One of the launchers appeared at Nicked Jimmy’s side as if by magic, scribbling something on a piece of paper with a short nub of a pencil, trying to do math even as they ran full tilt towards the King. The geek –Alfonse, if Jimmy wasn’t wrong- started shouting to be heard over the din of the attacks.
“The damage we’ve done to his legs and arms, sir!” Alfonse tried showing Nicked Jimmy what he was working on, but their looker clobbered a slow-moving pusher in the back of the legs with his vicious-headed stick as they ran past. “And … and The Dome, sir …”
“What about it?” They rounded a corner and Nicked Jimmy had to stop for a moment. Gods, he hadn’t been this close to the King in over ten years. The stench of machine oil, of overheated metal, of that weird wet dog stink that was steam … it was a hot mess nightmare. And the sound! Oh, the sound of the all that machine workings inside their beloved metal King, clunking and chunking and thundering … Jimmy had no clue how crushers and thumpers could stand it.
“If … if … I think if he launches him straight up … well, obviously his plan is to use terminal velocity and his weight to snap Ferd in half, yes?” Alfonse flinched when Jimmy looked him in the eyes. Jimmy’d done for a lot of Kings, more than anyone else in this new crew, more than twice as many as far as they knew.
He had a lot of Dark Iron in him. You could tell by the way his cuts were all shiny with the grim black metal. None of ‘em knew why Nicked Jimmy refused to move in a circle or two, why he was perfectly content to stay here drinking the crudey-crude or why he truly despised Ickford … but whatever. Some men liked where they were and there was no harm in that.
Soon enough if he wasn’t careful, their looker would go grey, and that’d be that.

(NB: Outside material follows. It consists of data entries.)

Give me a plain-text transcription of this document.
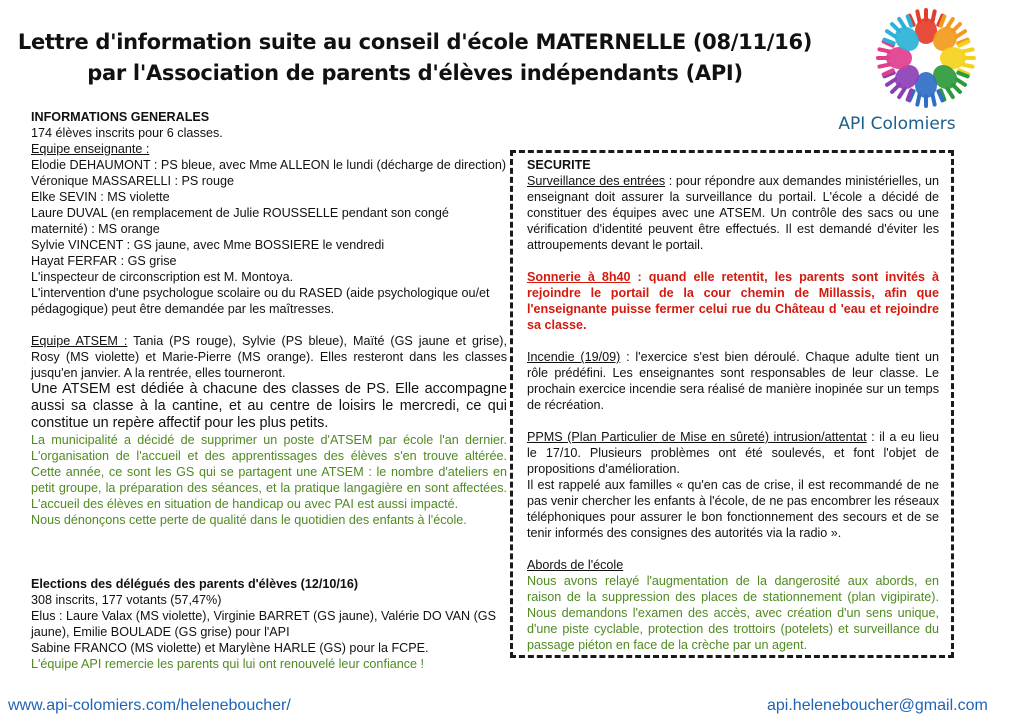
Lettre d'information suite au conseil d'école MATERNELLE (08/11/16)
par l'Association de parents d'élèves indépendants (API)
API Colomiers

INFORMATIONS GENERALES

174 élèves inscrits pour 6 classes.

Equipe enseignante :

Elodie DEHAUMONT : PS bleue, avec Mme ALLEON le lundi (décharge de direction)

Véronique MASSARELLI : PS rouge

Elke SEVIN : MS violette

Laure DUVAL (en remplacement de Julie ROUSSELLE pendant son congé maternité) : MS orange

Sylvie VINCENT : GS jaune, avec Mme BOSSIERE le vendredi

Hayat FERFAR : GS grise

L'inspecteur de circonscription est M. Montoya.

L'intervention d'une psychologue scolaire ou du RASED (aide psychologique ou/et pédagogique) peut être demandée par les maîtresses.

Equipe ATSEM : Tania (PS rouge), Sylvie (PS bleue), Maïté (GS jaune et grise), Rosy (MS violette) et Marie-Pierre (MS orange). Elles resteront dans les classes jusqu'en janvier. A la rentrée, elles tourneront.

Une ATSEM est dédiée à chacune des classes de PS. Elle accompagne aussi sa classe à la cantine, et au centre de loisirs le mercredi, ce qui constitue un repère affectif pour les plus petits.

La municipalité a décidé de supprimer un poste d'ATSEM par école l'an dernier. L'organisation de l'accueil et des apprentissages des élèves s'en trouve altérée. Cette année, ce sont les GS qui se partagent une ATSEM : le nombre d'ateliers en petit groupe, la préparation des séances, et la pratique langagière en sont affectées. L'accueil des élèves en situation de handicap ou avec PAI est aussi impacté.

Nous dénonçons cette perte de qualité dans le quotidien des enfants à l'école.

Elections des délégués des parents d'élèves (12/10/16)

308 inscrits, 177 votants (57,47%)

Elus : Laure Valax (MS violette), Virginie BARRET (GS jaune), Valérie DO VAN (GS jaune), Emilie BOULADE (GS grise) pour l'API

Sabine FRANCO (MS violette) et Marylène HARLE (GS) pour la FCPE.

L'équipe API remercie les parents qui lui ont renouvelé leur confiance !

SECURITE

Surveillance des entrées : pour répondre aux demandes ministérielles, un enseignant doit assurer la surveillance du portail. L'école a décidé de constituer des équipes avec une ATSEM. Un contrôle des sacs ou une vérification d'identité peuvent être effectués. Il est demandé d'éviter les attroupements devant le portail.

Sonnerie à 8h40 : quand elle retentit, les parents sont invités à rejoindre le portail de la cour chemin de Millassis, afin que l'enseignante puisse fermer celui rue du Château d 'eau et rejoindre sa classe.

Incendie (19/09) : l'exercice s'est bien déroulé. Chaque adulte tient un rôle prédéfini. Les enseignantes sont responsables de leur classe. Le prochain exercice incendie sera réalisé de manière inopinée sur un temps de récréation.

PPMS (Plan Particulier de Mise en sûreté) intrusion/attentat : il a eu lieu le 17/10. Plusieurs problèmes ont été soulevés, et font l'objet de propositions d'amélioration.

Il est rappelé aux familles « qu'en cas de crise, il est recommandé de ne pas venir chercher les enfants à l'école, de ne pas encombrer les réseaux téléphoniques pour assurer le bon fonctionnement des secours et de se tenir informés des consignes des autorités via la radio ».

Abords de l'école

Nous avons relayé l'augmentation de la dangerosité aux abords, en raison de la suppression des places de stationnement (plan vigipirate). Nous demandons l'examen des accès, avec création d'un sens unique, d'une piste cyclable, protection des trottoirs (potelets) et surveillance du passage piéton en face de la crèche par un agent.

www.api-colomiers.com/heleneboucher/	api.heleneboucher@gmail.com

“Yes. Yes that’s what he plans indeed.” The air was filling with smoke and steam. Loose rocks and bits of the King were starting to shudder and shake beneath their feet. The King was absorbing an immense amount of damage even as he tried to restore full strength to his arms and legs. The vast ‘cloaked back’ of the King –a twisted metal framework of girders, pulleys and gears all splashed with royal purple- was a ragged, molten mess of ruination. As Alfonse and Jimmy stood there, the dark light of the King’s inner workings was revealed. It was going to be soon. Too soon, and too far away. “What does it matter?”
“Well, sir … Our King is going to shoot straight up into The Dome overheard, sir. It’s … it’s only about two thousand feet where we are right now. I … I calculate…”
“Enough said.” Jimmy started moving again, slinging his knobkerrie. Alfonse followed suit. “Where do you reckon he’s going to land?”
Puffing to keep up with the stronger and faster Jimmy, Alfonse gasped, “Near enough by the doors, sir. Isn’t that what you wanted? Isn’t this a prison break?”
Nicked Jimmy laughed as he swung his heavy-weighted stick at poor old Alfonse’s head. The collision was messy. The skilled launcher’s head exploded in a bright splash of blood, bone and slithery black liquid. Head wounds of such intensity took the longest to come back from, and when Alfonse’s skull and brain matter grew back together again, he’d be lucky if he could remember the last six months, let alone what he’d just figured out. What he thought he’d learned.